Se había gozado el pope en sonsacar toda la belleza eslava de María gracias a una palidez más enorme que la que se inflige a la mujer con el placer más intenso de los que se conocen.
Era la inabsuelta en el periodo álgido —frío, sí, muy frío y muy intenso —de su altivez, pues quería resistir la penitencia del pope depravado que abusaba de su jurisdicción, que había exagerado su rigor para verla en la postura atónita e imponente que sólo toma la mujer inabsuelta cuando queda caída y postrada al margen de los confesionarios.
Absuelta, tenía la materia engañosa y blanda de las demás. Aquella rebeldía y aquella impavidez tan suyas y tan álgidas habían desaparecido.
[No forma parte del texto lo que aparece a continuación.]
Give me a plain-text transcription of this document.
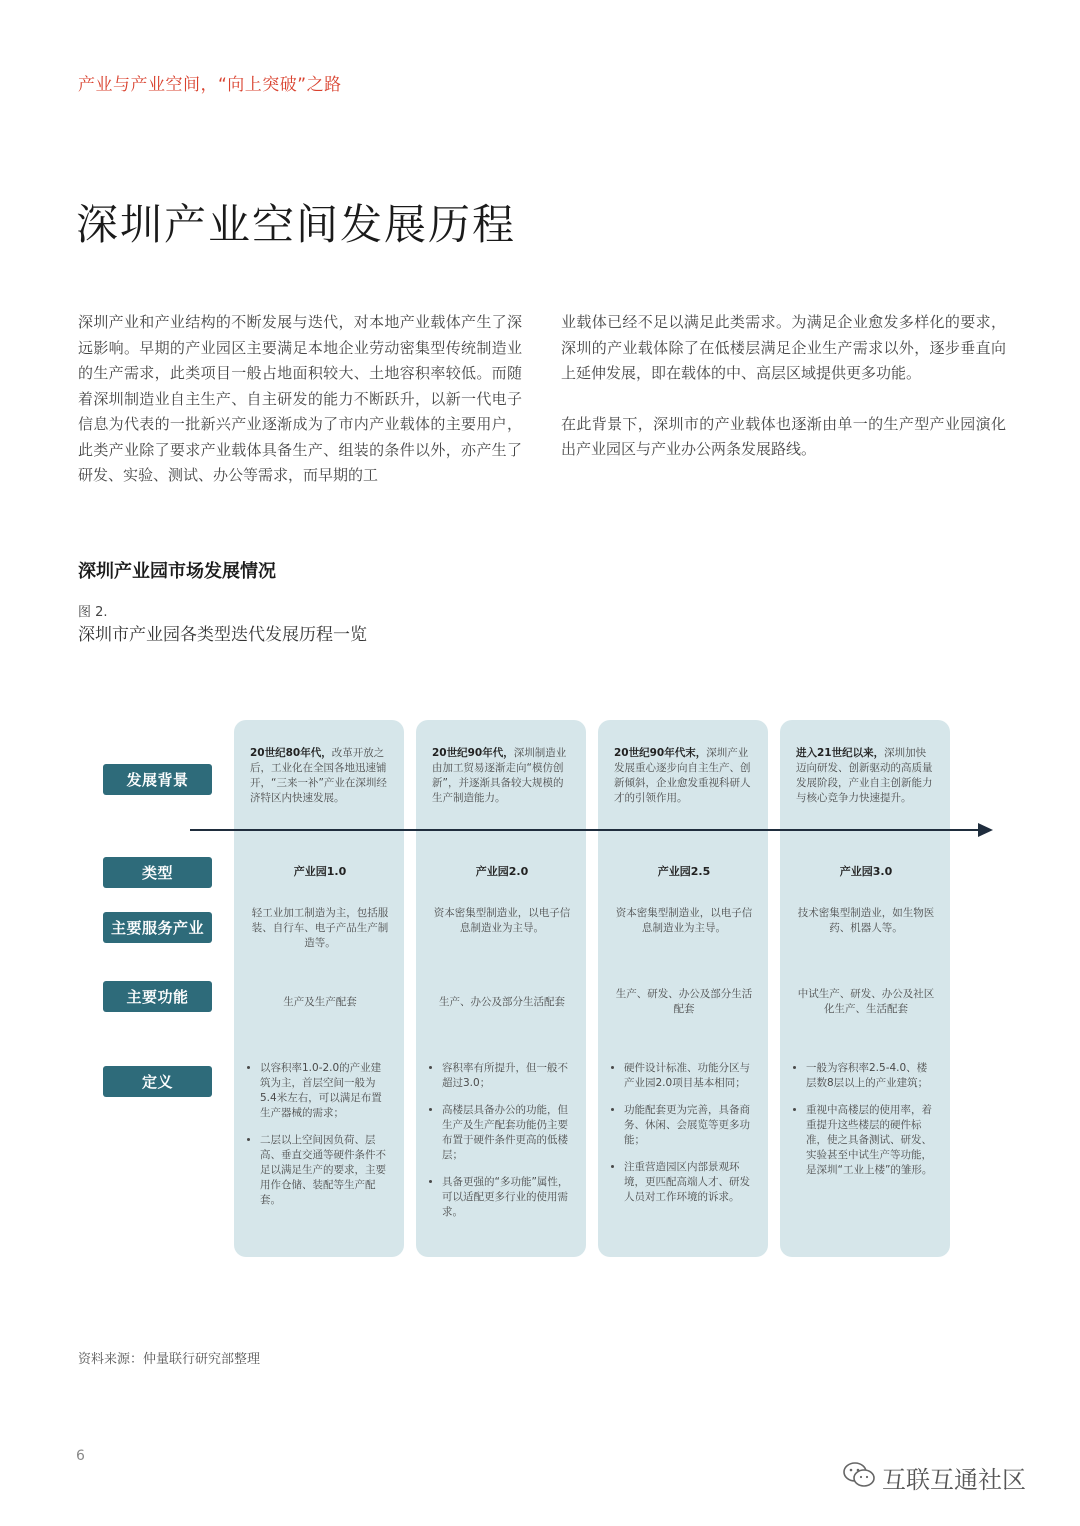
产业与产业空间，“向上突破”之路
深圳产业空间发展历程

深圳产业和产业结构的不断发展与迭代，对本地产业载体产生了深远影响。早期的产业园区主要满足本地企业劳动密集型传统制造业的生产需求，此类项目一般占地面积较大、土地容积率较低。而随着深圳制造业自主生产、自主研发的能力不断跃升，以新一代电子信息为代表的一批新兴产业逐渐成为了市内产业载体的主要用户，此类产业除了要求产业载体具备生产、组装的条件以外，亦产生了研发、实验、测试、办公等需求，而早期的工

业载体已经不足以满足此类需求。为满足企业愈发多样化的要求，深圳的产业载体除了在低楼层满足企业生产需求以外，逐步垂直向上延伸发展，即在载体的中、高层区域提供更多功能。

在此背景下，深圳市的产业载体也逐渐由单一的生产型产业园演化出产业园区与产业办公两条发展路线。

深圳产业园市场发展情况
图 2.
深圳市产业园各类型迭代发展历程一览
发展背景
类型
主要服务产业
主要功能
定义
20世纪80年代，改革开放之后，工业化在全国各地迅速铺开，“三来一补”产业在深圳经济特区内快速发展。
产业园1.0
轻工业加工制造为主，包括服装、自行车、电子产品生产制造等。
生产及生产配套
• 以容积率1.0-2.0的产业建筑为主，首层空间一般为5.4米左右，可以满足布置生产器械的需求；
• 二层以上空间因负荷、层高、垂直交通等硬件条件不足以满足生产的要求，主要用作仓储、装配等生产配套。
20世纪90年代，深圳制造业由加工贸易逐渐走向“模仿创新”，并逐渐具备较大规模的生产制造能力。
产业园2.0
资本密集型制造业，以电子信息制造业为主导。
生产、办公及部分生活配套
• 容积率有所提升，但一般不超过3.0；
• 高楼层具备办公的功能，但生产及生产配套功能仍主要布置于硬件条件更高的低楼层；
• 具备更强的“多功能”属性，可以适配更多行业的使用需求。
20世纪90年代末，深圳产业发展重心逐步向自主生产、创新倾斜，企业愈发重视科研人才的引领作用。
产业园2.5
资本密集型制造业，以电子信息制造业为主导。
生产、研发、办公及部分生活配套
• 硬件设计标准、功能分区与产业园2.0项目基本相同；
• 功能配套更为完善，具备商务、休闲、会展览等更多功能；
• 注重营造园区内部景观环境，更匹配高端人才、研发人员对工作环境的诉求。
进入21世纪以来，深圳加快迈向研发、创新驱动的高质量发展阶段，产业自主创新能力与核心竞争力快速提升。
产业园3.0
技术密集型制造业，如生物医药、机器人等。
中试生产、研发、办公及社区化生产、生活配套
• 一般为容积率2.5-4.0、楼层数8层以上的产业建筑；
• 重视中高楼层的使用率，着重提升这些楼层的硬件标准，使之具备测试、研发、实验甚至中试生产等功能，是深圳“工业上楼”的雏形。
资料来源：仲量联行研究部整理
6
互联互通社区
Tenía la bobaliconería de la heroína que, después de su heroicidad, se empeña en tener un niño.
—Debemos dejarla descansar —dijo el príncipe sacerdote; y dando su bendición a todos se retiró.
Después, toda la concurrencia se fue despidiendo de Fédor y de María Yarsilovna, como felicitándolos con reconcomio que no podían ocultar, pues lamentarían siempre que aquel accidente desgraciado hubiese cortado su noche de recepción.
El extranjero se fue también desilusionado. Hasta había percibido en María Yarsilovna, a la que daba aires de puérpera el haber sido absuelta, una repugnante sonrisa deshelada, casamentera y deliciosa.